Grigorescu Raluca Roxana, Husar-Sburlan Ioana Alexandra, Rosulescu Georgiana, Bobirca Anca, Cerban Razvan, Bobirca Florin, Florescu Madalina Marieta
Gastroenterology Department, "Sfanta Maria" Hospital, 011172 Bucharest, Romania.
Department of Internal Medicine and Rheumatology, Dr. I. Cantacuzino Clinical Hospital, "Carol Davila" University of Medicine and Pharmacy, 020021 Bucharest, Romania.
Life (Basel). 2023 Feb 9;13(2):475. doi: 10.3390/life13020475.
In recent years, we have faced an increasing incidence of inflammatory bowel disease (IBD), especially among young people, affecting them during their reproductive years. The paucity of data and reduced knowledge regarding the evolution of the disease during pregnancy and the adverse effects of the therapy on the mother and infant increase voluntary childlessness in this group of patients. Depending on the type of IBD, severity and surgical or medical management, this can negatively affect the pregnancy. C-sections and the risk of low-birth-weight babies are higher in women with IBD, independent of active/inactive disease, while preterm birth, stillbirth and miscarriage are associated with disease activity. In the last period, medicinal therapy has evolved, and new molecules have been developed for better control of the lesions, but the effect on pregnancy and breastfeeding is still controversial. We conducted this review by studying the literature and recent research in order to have a better image of the practical management of IBD during pregnancy.
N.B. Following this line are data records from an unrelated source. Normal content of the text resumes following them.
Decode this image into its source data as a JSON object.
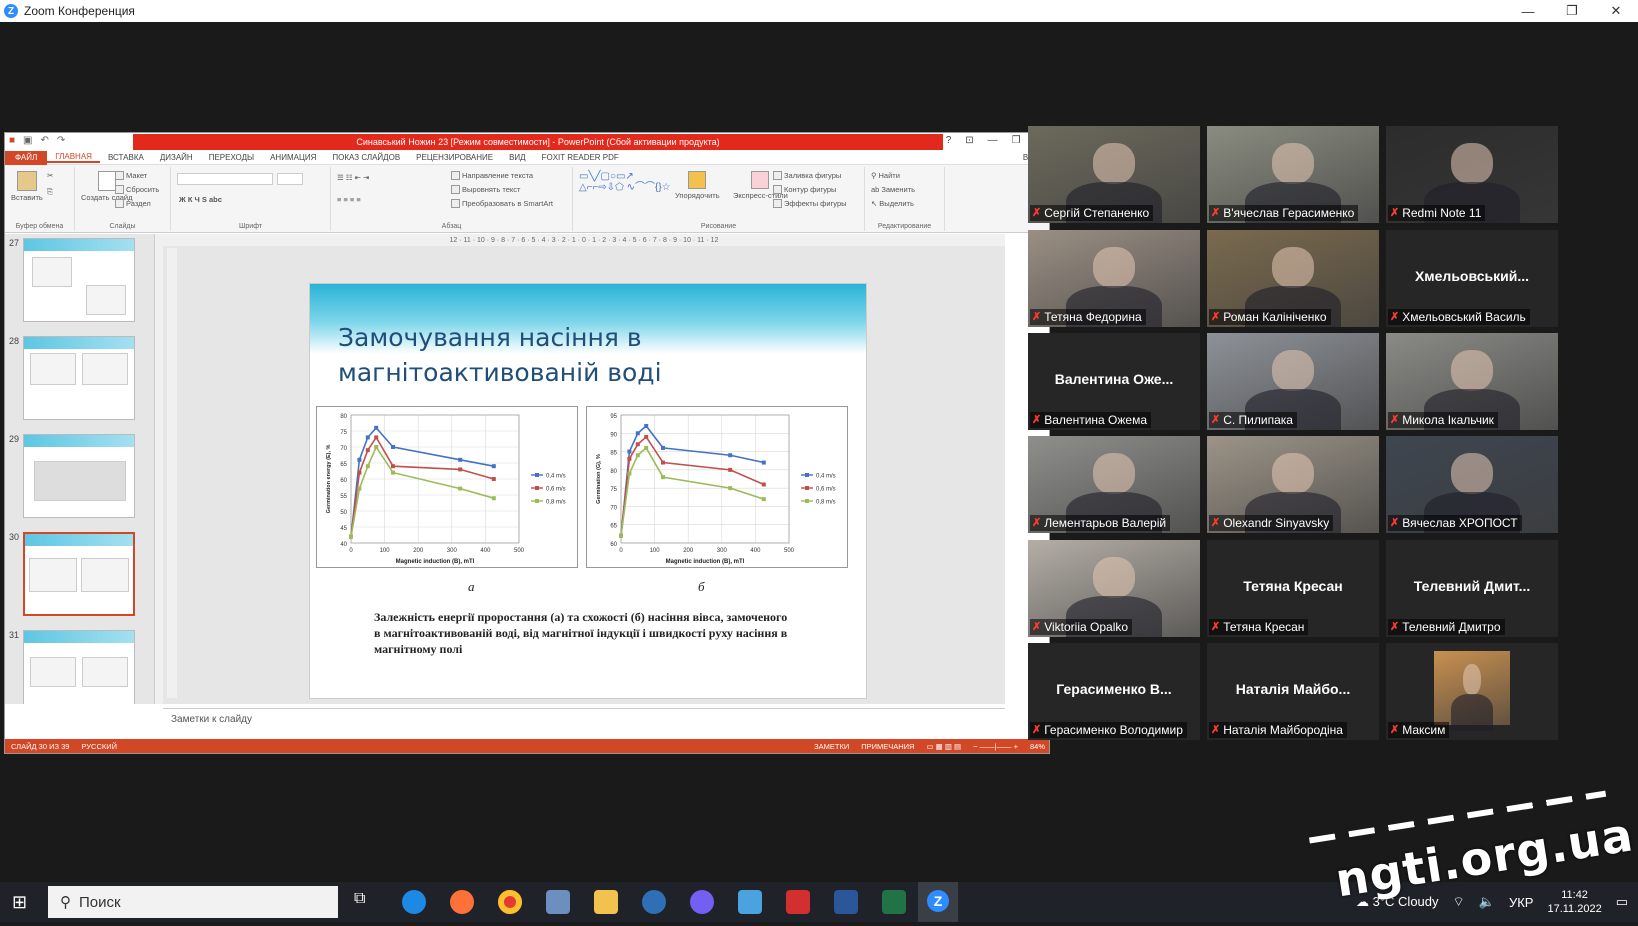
{
  "window": {
    "title": "Zoom Конференция",
    "min": "—",
    "max": "❐",
    "close": "✕"
  },
  "ppt": {
    "title": "Синавський Ножин 23 [Режим совместимости] - PowerPoint (Сбой активации продукта)",
    "tabs": [
      "ФАЙЛ",
      "ГЛАВНАЯ",
      "ВСТАВКА",
      "ДИЗАЙН",
      "ПЕРЕХОДЫ",
      "АНИМАЦИЯ",
      "ПОКАЗ СЛАЙДОВ",
      "РЕЦЕНЗИРОВАНИЕ",
      "ВИД",
      "FOXIT READER PDF"
    ],
    "signin": "Вход",
    "ribbon": {
      "paste": "Вставить",
      "clipboard": "Буфер обмена",
      "layout": "Макет",
      "reset": "Сбросить",
      "new_slide": "Создать слайд",
      "section": "Раздел",
      "slides": "Слайды",
      "font": "Шрифт",
      "paragraph": "Абзац",
      "text_dir": "Направление текста",
      "align_text": "Выровнять текст",
      "smartart": "Преобразовать в SmartArt",
      "arrange": "Упорядочить",
      "quick_styles": "Экспресс-стили",
      "shape_fill": "Заливка фигуры",
      "shape_outline": "Контур фигуры",
      "shape_effects": "Эффекты фигуры",
      "drawing": "Рисование",
      "find": "Найти",
      "replace": "Заменить",
      "select": "Выделить",
      "editing": "Редактирование"
    },
    "thumb_numbers": [
      "27",
      "28",
      "29",
      "30",
      "31"
    ],
    "ruler": "12 · 11 · 10 · 9 · 8 · 7 · 6 · 5 · 4 · 3 · 2 · 1 · 0 · 1 · 2 · 3 · 4 · 5 · 6 · 7 · 8 · 9 · 10 · 11 · 12",
    "notes": "Заметки к слайду",
    "status": {
      "slide": "СЛАЙД 30 ИЗ 39",
      "lang": "РУССКИЙ",
      "notes": "ЗАМЕТКИ",
      "comments": "ПРИМЕЧАНИЯ",
      "zoom": "84%"
    }
  },
  "slide": {
    "title": "Замочування насіння в магнітоактивованій воді",
    "label_a": "а",
    "label_b": "б",
    "caption": "Залежність енергії проростання (а) та схожості (б) насіння вівса, замоченого в магнітоактивованій воді, від магнітної індукції і швидкості руху насіння в магнітному полі"
  },
  "chart_data": [
    {
      "type": "line",
      "xlabel": "Magnetic induction (B), mTl",
      "ylabel": "Germination energy (E), %",
      "x": [
        0,
        25,
        50,
        75,
        125,
        325,
        425
      ],
      "xlim": [
        0,
        500
      ],
      "xticks": [
        0,
        100,
        200,
        300,
        400,
        500
      ],
      "ylim": [
        40,
        80
      ],
      "yticks": [
        40,
        45,
        50,
        55,
        60,
        65,
        70,
        75,
        80
      ],
      "series": [
        {
          "name": "0,4 m/s",
          "color": "#4472c4",
          "values": [
            42,
            66,
            73,
            76,
            70,
            66,
            64
          ]
        },
        {
          "name": "0,6 m/s",
          "color": "#c0504d",
          "values": [
            42,
            62,
            69,
            73,
            64,
            63,
            60
          ]
        },
        {
          "name": "0,8 m/s",
          "color": "#9bbb59",
          "values": [
            42,
            57,
            64,
            70,
            62,
            57,
            54
          ]
        }
      ]
    },
    {
      "type": "line",
      "xlabel": "Magnetic induction (B), mTl",
      "ylabel": "Germination (G), %",
      "x": [
        0,
        25,
        50,
        75,
        125,
        325,
        425
      ],
      "xlim": [
        0,
        500
      ],
      "xticks": [
        0,
        100,
        200,
        300,
        400,
        500
      ],
      "ylim": [
        60,
        95
      ],
      "yticks": [
        60,
        65,
        70,
        75,
        80,
        85,
        90,
        95
      ],
      "series": [
        {
          "name": "0,4 m/s",
          "color": "#4472c4",
          "values": [
            62,
            85,
            90,
            92,
            86,
            84,
            82
          ]
        },
        {
          "name": "0,6 m/s",
          "color": "#c0504d",
          "values": [
            62,
            83,
            87,
            89,
            82,
            80,
            76
          ]
        },
        {
          "name": "0,8 m/s",
          "color": "#9bbb59",
          "values": [
            62,
            79,
            84,
            86,
            78,
            75,
            72
          ]
        }
      ]
    }
  ],
  "participants": [
    {
      "name": "Сергій Степаненко",
      "video": true,
      "bg": "#6c6a5c"
    },
    {
      "name": "В'ячеслав Герасименко",
      "video": true,
      "bg": "#8a8c80"
    },
    {
      "name": "Redmi Note 11",
      "video": true,
      "bg": "#2c2c2c"
    },
    {
      "name": "Тетяна Федорина",
      "video": true,
      "bg": "#9a8f84"
    },
    {
      "name": "Роман Калініченко",
      "video": true,
      "bg": "#7a6a4e"
    },
    {
      "name": "Хмельовський Василь",
      "big": "Хмельовський...",
      "video": false
    },
    {
      "name": "Валентина Ожема",
      "big": "Валентина Оже...",
      "video": false
    },
    {
      "name": "С. Пилипака",
      "video": true,
      "bg": "#8e9298"
    },
    {
      "name": "Микола Ікальчик",
      "video": true,
      "bg": "#8a8a86"
    },
    {
      "name": "Лементарьов Валерій",
      "video": true,
      "bg": "#8f8f8c"
    },
    {
      "name": "Olexandr Sinyavsky",
      "video": true,
      "bg": "#9c9488",
      "active": true
    },
    {
      "name": "Вячеслав ХРОПОСТ",
      "video": true,
      "bg": "#3e4650"
    },
    {
      "name": "Viktoriia Opalko",
      "video": true,
      "bg": "#b4aea6"
    },
    {
      "name": "Тетяна Кресан",
      "big": "Тетяна Кресан",
      "video": false
    },
    {
      "name": "Телевний Дмитро",
      "big": "Телевний Дмит...",
      "video": false
    },
    {
      "name": "Герасименко Володимир",
      "big": "Герасименко В...",
      "video": false
    },
    {
      "name": "Наталія Майбородіна",
      "big": "Наталія Майбо...",
      "video": false
    },
    {
      "name": "Максим",
      "video": true,
      "bg": "#c89050",
      "small": true
    }
  ],
  "taskbar": {
    "search": "Поиск",
    "weather": "3°C Cloudy",
    "lang": "УКР",
    "time": "11:42",
    "date": "17.11.2022"
  },
  "watermark": "ngti.org.ua"
}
近年来,我们面临着炎症性肠病(IBD)发病率不断上升的情况,尤其是在年轻人中,且在他们的生育年龄段发病。关于该疾病在孕期的演变以及治疗对母婴的不良影响的数据匮乏且相关知识有限,这使得这组患者中自愿不育的情况增加。根据IBD的类型、严重程度以及手术或药物治疗情况,这可能会对妊娠产生负面影响。患有IBD的女性剖宫产和低体重儿风险更高,与疾病是否处于活动期无关,而早产、死产和流产则与疾病活动有关。最近,药物治疗有所发展,已开发出新型分子以更好地控制病变,但对妊娠和母乳喂养的影响仍存在争议。我们通过研究文献和近期研究进行了本综述,以便更好地了解孕期IBD的实际管理情况。